The Legislative Fiscal Office fiscal note stated that, as of March 26, 2026, Bitcoin was the only digital asset meeting the bill’s $750 billion threshold. For illustrative purposes, the note assumed a $100 million investment and estimated increased state general fund expenditures of about $2.25 million in fiscal year 2027 through fiscal year 2031. It also flagged custody, transaction, liquidity, audit, insurance, volatility, cyberattack, phishing, and hacking considerations.

Why the Bill Matters for Crypto Law Tracking

HB 619 fits within the broader state-level trend of proposals to authorize public entities to hold or invest in digital assets. Its significance is narrower than a comprehensive crypto licensing regime: it focused on treasury investment authority, reserve-fund asset eligibility, and custody conditions. For CryptoSlate taxonomy, the measure is best tracked under Louisiana, Government Crypto Holdings, Custody, and Market Structure & Regulatory Perimeter, with status mapped to expired after session adjournment pending editorial confirmation.

Key provisions

Budget Stabilization Fund authority

Would authorize the treasurer to invest up to 5% of the fund balance in precious metals and digital assets above the market-cap threshold.
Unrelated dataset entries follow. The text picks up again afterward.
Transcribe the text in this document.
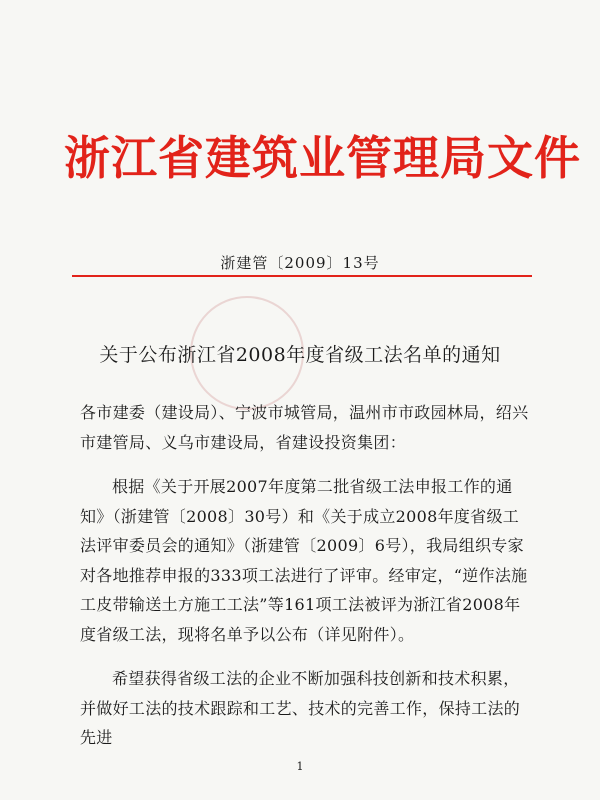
浙江省建筑业管理局文件
浙建管〔2009〕13号
关于公布浙江省2008年度省级工法名单的通知

各市建委（建设局）、宁波市城管局，温州市市政园林局，绍兴市建管局、义乌市建设局，省建设投资集团：

根据《关于开展2007年度第二批省级工法申报工作的通知》（浙建管〔2008〕30号）和《关于成立2008年度省级工法评审委员会的通知》（浙建管〔2009〕6号），我局组织专家对各地推荐申报的333项工法进行了评审。经审定，“逆作法施工皮带输送土方施工工法”等161项工法被评为浙江省2008年度省级工法，现将名单予以公布（详见附件）。

希望获得省级工法的企业不断加强科技创新和技术积累，并做好工法的技术跟踪和工艺、技术的完善工作，保持工法的先进

1
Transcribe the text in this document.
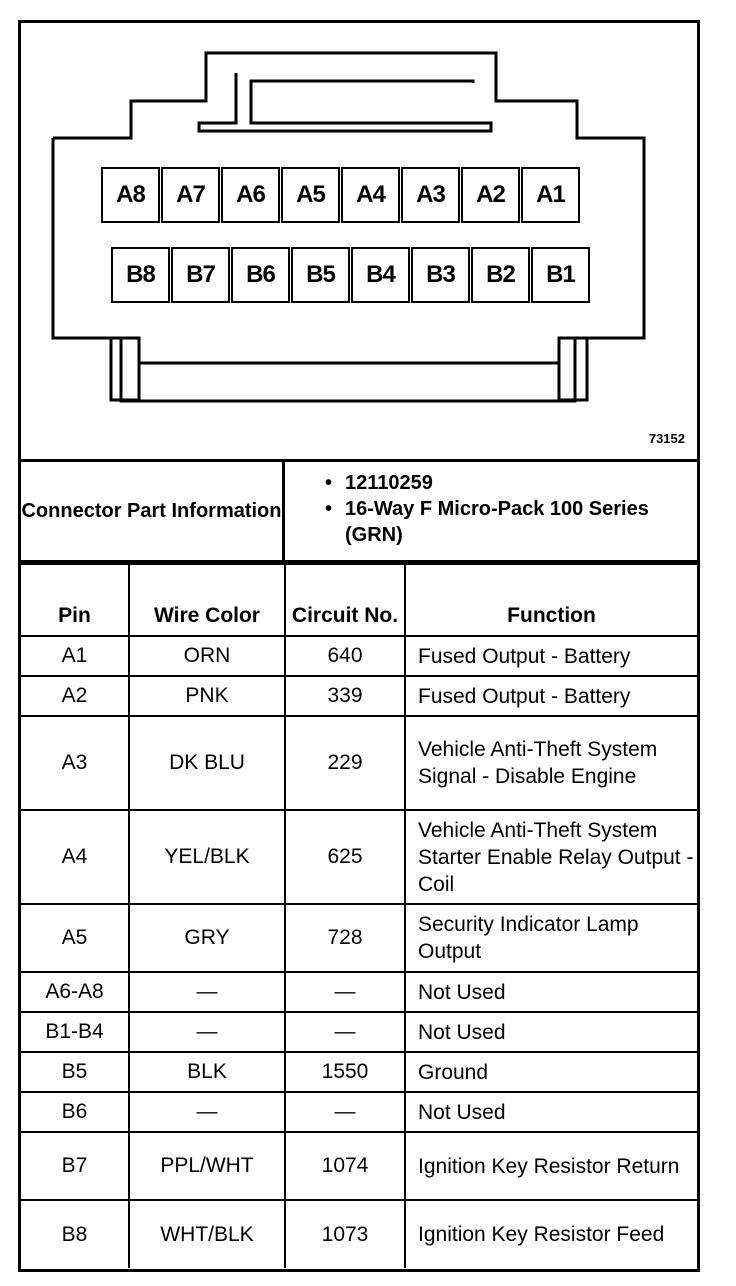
A8	A7	A6	A5	A4	A3	A2	A1
B8	B7	B6	B5	B4	B3	B2	B1
73152
Connector Part Information
• 12110259
• 16-Way F Micro-Pack 100 Series (GRN)
Pin	Wire Color	Circuit No.	Function
A1	ORN	640	Fused Output - Battery
A2	PNK	339	Fused Output - Battery
A3	DK BLU	229	Vehicle Anti-Theft System Signal - Disable Engine
A4	YEL/BLK	625	Vehicle Anti-Theft System Starter Enable Relay Output - Coil
A5	GRY	728	Security Indicator Lamp Output
A6-A8	—	—	Not Used
B1-B4	—	—	Not Used
B5	BLK	1550	Ground
B6	—	—	Not Used
B7	PPL/WHT	1074	Ignition Key Resistor Return
B8	WHT/BLK	1073	Ignition Key Resistor Feed
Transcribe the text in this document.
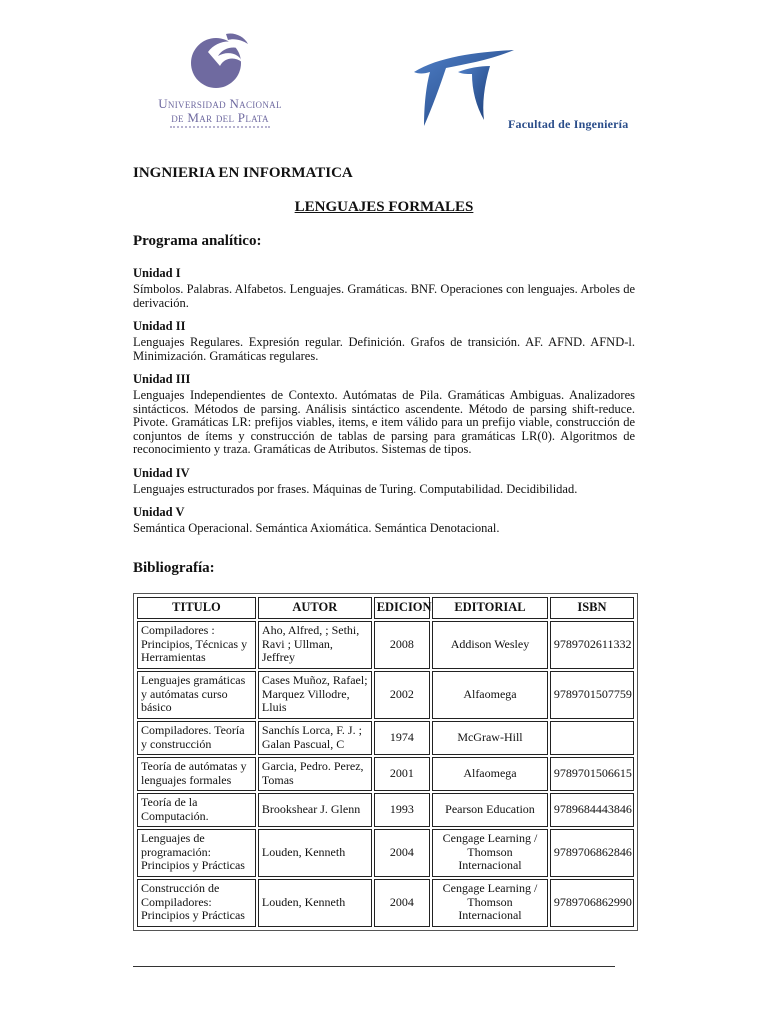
Universidad Nacional
de Mar del Plata	Facultad de Ingeniería
INGNIERIA EN INFORMATICA
LENGUAJES FORMALES
Programa analítico:

Unidad I

Símbolos. Palabras. Alfabetos. Lenguajes. Gramáticas. BNF. Operaciones con lenguajes. Arboles de derivación.

Unidad II

Lenguajes Regulares. Expresión regular. Definición. Grafos de transición. AF. AFND. AFND-l. Minimización. Gramáticas regulares.

Unidad III

Lenguajes Independientes de Contexto. Autómatas de Pila. Gramáticas Ambiguas. Analizadores sintácticos. Métodos de parsing. Análisis sintáctico ascendente. Método de parsing shift-reduce. Pivote. Gramáticas LR: prefijos viables, items, e item válido para un prefijo viable, construcción de conjuntos de ítems y construcción de tablas de parsing para gramáticas LR(0). Algoritmos de reconocimiento y traza. Gramáticas de Atributos. Sistemas de tipos.

Unidad IV

Lenguajes estructurados por frases. Máquinas de Turing. Computabilidad. Decidibilidad.

Unidad V

Semántica Operacional. Semántica Axiomática. Semántica Denotacional.

Bibliografía:
TITULO	AUTOR	EDICION	EDITORIAL	ISBN
Compiladores : Principios, Técnicas y Herramientas	Aho, Alfred, ; Sethi, Ravi ; Ullman, Jeffrey	2008	Addison Wesley	9789702611332
Lenguajes gramáticas y autómatas curso básico	Cases Muñoz, Rafael; Marquez Villodre, Lluis	2002	Alfaomega	9789701507759
Compiladores. Teoría y construcción	Sanchís Lorca, F. J. ; Galan Pascual, C	1974	McGraw-Hill	
Teoría de autómatas y lenguajes formales	Garcia, Pedro. Perez, Tomas	2001	Alfaomega	9789701506615
Teoría de la Computación.	Brookshear J. Glenn	1993	Pearson Education	9789684443846
Lenguajes de programación: Principios y Prácticas	Louden, Kenneth	2004	Cengage Learning / Thomson Internacional	9789706862846
Construcción de Compiladores: Principios y Prácticas	Louden, Kenneth	2004	Cengage Learning / Thomson Internacional	9789706862990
Government Holdings Source

Digital asset eligibility threshold

Digital assets would need market capitalization exceeding $750B, averaged over the previous calendar year.

Digital Assets Source

Custody and holding methods

Assets could be held by qualified custodian, as an exchange-traded product, via secure custody for digital assets, or physically for metals.

Custody Source

Secure custody controls

Secure custody would require encrypted owner-only keys, access controls, multi-party authorization, logs, continuity planning, audits, and testing.

Custody Source

Conditional effectiveness

The act would become operative only if the related Louisiana constitutional amendment was adopted statewide and became effective.

Effectiveness Source

Timeline

  1. HB 619 prefiled

    Bill was prefiled for the 2026 Regular Session.

    Introduced Source
  2. First appeared in Interim Calendar

    The bill first appeared in the Interim Calendar.

    Introduced Source
  3. Referred to House Appropriations

    House read the bill by title and referred it to the Committee on Appropriations.

    In committee Source
  4. Scheduled on Appropriations agenda

    HB 619 appeared on the House Appropriations agenda; the agenda page later showed the meeting adjourned.

    In committee Source
  5. 2026 Regular Session adjourned

    The Legislature adjourned the 2026 Regular Session with no final passage recorded for HB 619 in reviewed records.

    Expired Source

Who it affects

Actors

Louisiana Department of the Treasury, Louisiana House Appropriations Committee, Louisiana Legislature, Louisiana State Treasurer, Rep. Mark Wright

Asset classes

Bitcoin, Digital assets, Exchange-traded products, Precious metals

Official sources

Editorial note

As of June 11, 2026, official sources show HB 619 was referred to House Appropriations and that the 2026 Regular Session adjourned on June 1. Status is mapped to Expired pending editor confirmation.